The clinical results at 1, 2 and 4 years of follow-up were as follows: NDI values, 44.9 pre-operatively, 26.1, 25.8 and 25.1 post-operatively, improvement by 44.1% after 4 years; VAS for cervical spine pain, 5.8 pre-operatively, 3.0, 2.7 and 2.7 postoperatively, improvement after 4 years by 53.7%; VAS for radicular pain, 6.3 pre-operatively, 2.9, 2.9 and 2.7 postoperatively, improvement by 57.1% after 4 years. The radiographic findings showed the average intervertebral disc space height of 3.2 mm at the affected level before and 7.4 mm after surgery, with no significant change in the following period. The average range of disc motion at the affected level was 4.2 degrees before and 11.1 degrees after surgery, with 11.4 degrees at 4 years of follow-up. During that period, heterotopic ossification was recorded in 10 (25%) treated discs, with five of them (12.5%) classified as grade III or IV. Spontaneous fusion across the disc replacement level was found in three cases (7.5%). Two patients (5%) developed kyphosis at the affected disc level. The statistical analysis showed a significant difference between the pre-operative VAS values and those at 6 post-operative weeks for both cervical spine and radicular pain (t = 4.4 and t = 5.3, respectively; p < 0.05). No significant difference in VAS values was found between 6 weeks and 3 months after surgery for either condition (t = 1.69 and t = 0.3; p > 0.05). Changes in VAS values in the following period were minimal and non-significant. The differences in NDI values before surgery and at 6 weeks after it, and between 6 weeks and 3 months post-operatively were significant (t = 11, p < 0.05 and t = 3.8, p < 0.05, respectively). In the following period, changes in the values were minimal and non-significant.

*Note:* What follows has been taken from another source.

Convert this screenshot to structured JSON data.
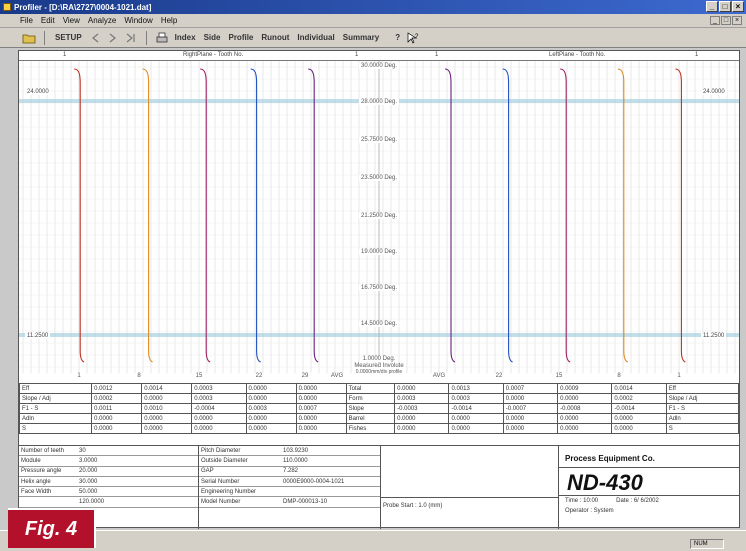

Short-term studies on various types of cervical disc replacement have been optimistic and reported good clinical results and few complications. However, with longer follow-ups there has been an increasing incidence of heterotopic ossification as the most frequent late complication. Although the number of patients diagnosed with it is growing, heterotopic ossification influences the patient's clinical problems only little. What are its causes and how to prevent it are questions to be fully answered yet
Heterotopic ossification is the most frequent late complication of total disc replacement. Many factors may be responsible for its development and therefore its prevention is not clear. The correct indication and appropriate surgical technique are most often recommended, and are considered also by the authors to be most important. Restricted motion at the treated segment/s has no significant effect on the patient's clinical status.